Guess I'll have to take that approach. The new additions to __switch_to()
follow a linked list, and obviously it's not safe to do that while the
list is being updated. (No, I'm not about to start using RCU for this!)
> > If someone really needs to do that, they can always put their own call to
> > (un)register_kernel_hwbkpt() at the entry(exit) to the complex subsystems.
> > Or perhaps it should be a job for systemtap, which would use hwbkpt to do
> > the actual work.
>
> But you don't have an option to avoid interrupting other CPUs to update,
> which is not necessary or desireable for this usage. That's what I was
> referring to. If it's not trivial to add, it isn't needed now.
I see your point.
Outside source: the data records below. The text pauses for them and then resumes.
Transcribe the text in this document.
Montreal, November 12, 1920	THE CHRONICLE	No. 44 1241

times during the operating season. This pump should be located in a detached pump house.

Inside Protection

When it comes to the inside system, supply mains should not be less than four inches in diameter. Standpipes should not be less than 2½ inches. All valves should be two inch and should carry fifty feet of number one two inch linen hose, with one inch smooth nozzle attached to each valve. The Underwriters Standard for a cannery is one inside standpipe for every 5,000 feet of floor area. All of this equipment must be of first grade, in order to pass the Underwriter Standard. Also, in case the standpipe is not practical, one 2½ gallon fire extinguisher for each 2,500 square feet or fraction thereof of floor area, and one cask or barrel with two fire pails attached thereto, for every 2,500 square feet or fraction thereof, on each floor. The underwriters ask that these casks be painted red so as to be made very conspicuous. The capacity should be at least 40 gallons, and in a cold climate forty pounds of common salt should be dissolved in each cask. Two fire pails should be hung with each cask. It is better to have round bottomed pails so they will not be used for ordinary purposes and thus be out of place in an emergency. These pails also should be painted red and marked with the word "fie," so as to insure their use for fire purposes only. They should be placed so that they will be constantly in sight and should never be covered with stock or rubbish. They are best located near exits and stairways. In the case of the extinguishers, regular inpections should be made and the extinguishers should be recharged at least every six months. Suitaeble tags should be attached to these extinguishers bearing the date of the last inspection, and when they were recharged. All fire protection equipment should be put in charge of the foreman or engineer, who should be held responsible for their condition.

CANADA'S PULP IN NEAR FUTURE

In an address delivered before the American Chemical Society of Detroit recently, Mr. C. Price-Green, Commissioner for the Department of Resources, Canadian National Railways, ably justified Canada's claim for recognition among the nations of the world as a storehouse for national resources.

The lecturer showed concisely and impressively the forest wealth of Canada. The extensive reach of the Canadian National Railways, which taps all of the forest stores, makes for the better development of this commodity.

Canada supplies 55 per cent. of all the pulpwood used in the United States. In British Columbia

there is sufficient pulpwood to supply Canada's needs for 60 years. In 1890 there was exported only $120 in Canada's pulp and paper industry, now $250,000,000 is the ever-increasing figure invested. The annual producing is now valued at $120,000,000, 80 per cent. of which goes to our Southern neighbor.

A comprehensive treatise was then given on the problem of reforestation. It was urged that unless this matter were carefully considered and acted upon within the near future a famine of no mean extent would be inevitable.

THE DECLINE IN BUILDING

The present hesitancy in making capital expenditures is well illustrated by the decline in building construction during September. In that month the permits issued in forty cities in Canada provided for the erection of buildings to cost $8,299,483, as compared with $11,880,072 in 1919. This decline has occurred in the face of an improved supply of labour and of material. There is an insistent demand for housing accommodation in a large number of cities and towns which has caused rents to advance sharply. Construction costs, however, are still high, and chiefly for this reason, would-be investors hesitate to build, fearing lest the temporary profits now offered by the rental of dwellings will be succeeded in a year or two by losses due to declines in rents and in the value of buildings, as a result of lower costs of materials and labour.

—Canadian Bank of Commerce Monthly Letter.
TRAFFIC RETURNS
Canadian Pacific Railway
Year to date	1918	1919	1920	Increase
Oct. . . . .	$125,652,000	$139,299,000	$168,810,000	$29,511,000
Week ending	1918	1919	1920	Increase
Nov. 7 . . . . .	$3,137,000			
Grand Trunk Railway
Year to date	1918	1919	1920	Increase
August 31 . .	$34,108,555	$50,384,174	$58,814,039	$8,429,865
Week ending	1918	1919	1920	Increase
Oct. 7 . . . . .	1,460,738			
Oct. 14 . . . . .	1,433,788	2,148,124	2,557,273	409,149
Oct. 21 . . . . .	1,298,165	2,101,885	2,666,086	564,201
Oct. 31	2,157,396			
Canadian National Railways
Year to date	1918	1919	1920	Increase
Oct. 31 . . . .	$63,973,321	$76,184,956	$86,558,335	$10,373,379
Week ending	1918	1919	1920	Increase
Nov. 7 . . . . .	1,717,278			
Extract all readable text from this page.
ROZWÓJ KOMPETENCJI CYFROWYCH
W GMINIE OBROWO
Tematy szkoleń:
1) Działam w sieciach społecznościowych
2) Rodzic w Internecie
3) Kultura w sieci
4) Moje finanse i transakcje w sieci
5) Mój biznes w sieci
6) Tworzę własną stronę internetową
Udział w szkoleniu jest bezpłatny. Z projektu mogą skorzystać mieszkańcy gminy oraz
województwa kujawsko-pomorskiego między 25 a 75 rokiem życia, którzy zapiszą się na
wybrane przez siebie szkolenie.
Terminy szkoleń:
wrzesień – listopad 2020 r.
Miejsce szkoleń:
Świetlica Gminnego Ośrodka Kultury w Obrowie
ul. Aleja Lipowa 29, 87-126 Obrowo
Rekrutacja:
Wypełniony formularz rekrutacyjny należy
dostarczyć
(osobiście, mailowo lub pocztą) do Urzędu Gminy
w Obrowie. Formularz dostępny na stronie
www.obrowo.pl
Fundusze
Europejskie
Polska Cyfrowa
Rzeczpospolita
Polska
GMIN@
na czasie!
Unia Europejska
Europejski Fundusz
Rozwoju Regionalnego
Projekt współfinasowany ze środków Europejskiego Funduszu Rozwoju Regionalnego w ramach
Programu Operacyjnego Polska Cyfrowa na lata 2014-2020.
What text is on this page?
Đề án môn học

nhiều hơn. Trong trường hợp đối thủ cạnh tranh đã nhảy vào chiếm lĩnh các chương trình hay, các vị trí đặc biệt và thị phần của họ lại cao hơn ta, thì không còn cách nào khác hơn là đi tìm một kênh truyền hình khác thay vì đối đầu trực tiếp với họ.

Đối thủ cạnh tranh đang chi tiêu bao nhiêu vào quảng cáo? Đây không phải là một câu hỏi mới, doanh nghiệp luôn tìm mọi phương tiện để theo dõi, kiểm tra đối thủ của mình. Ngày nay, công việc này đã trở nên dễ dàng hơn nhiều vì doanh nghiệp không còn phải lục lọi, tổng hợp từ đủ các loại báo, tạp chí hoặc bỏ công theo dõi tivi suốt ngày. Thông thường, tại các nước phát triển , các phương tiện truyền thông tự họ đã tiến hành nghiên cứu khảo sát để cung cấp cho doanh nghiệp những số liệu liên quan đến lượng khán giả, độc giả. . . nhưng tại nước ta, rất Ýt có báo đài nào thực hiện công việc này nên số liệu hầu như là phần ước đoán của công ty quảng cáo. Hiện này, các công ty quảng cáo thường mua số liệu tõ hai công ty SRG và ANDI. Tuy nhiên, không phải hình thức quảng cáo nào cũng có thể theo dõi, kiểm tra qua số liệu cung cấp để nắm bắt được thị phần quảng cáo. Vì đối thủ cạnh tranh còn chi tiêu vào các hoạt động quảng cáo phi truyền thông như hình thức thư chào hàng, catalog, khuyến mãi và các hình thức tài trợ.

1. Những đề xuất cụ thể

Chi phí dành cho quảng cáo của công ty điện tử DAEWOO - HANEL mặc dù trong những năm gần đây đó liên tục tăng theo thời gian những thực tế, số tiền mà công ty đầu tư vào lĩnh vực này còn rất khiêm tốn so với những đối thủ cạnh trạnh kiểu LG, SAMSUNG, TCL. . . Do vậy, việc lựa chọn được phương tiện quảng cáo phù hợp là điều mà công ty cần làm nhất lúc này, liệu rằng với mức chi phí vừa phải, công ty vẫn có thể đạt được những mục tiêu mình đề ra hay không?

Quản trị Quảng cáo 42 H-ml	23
If you want to monitor a certain location in kernel
space but only while in the context of a specific task, the new framework
doesn't provide any way of doing it. One approach could be to use a
regular kernel breakpoint and return immediately if the task of interest
isn't the current one. Beyond that, let's punt.
> > Which implies that do_debug needs to decide whether or not to issue
> > SIGTRAP. Presumably the condition will be that any of the DR_STEP or
> > DR_TRAPn bits remain set after the notifier chain has run. This means the
> > kprobes code will have to be modified to clear DR_STEP in args->err.
>
> Yeah, I guess that's right. It should still return NOTIFY_STOP when
> args->err has no other bits set, so notifiers aren't called with zero.
In practice that might not work. On my machine, at least, reads of DR6
return ones in all the reserved bit positions.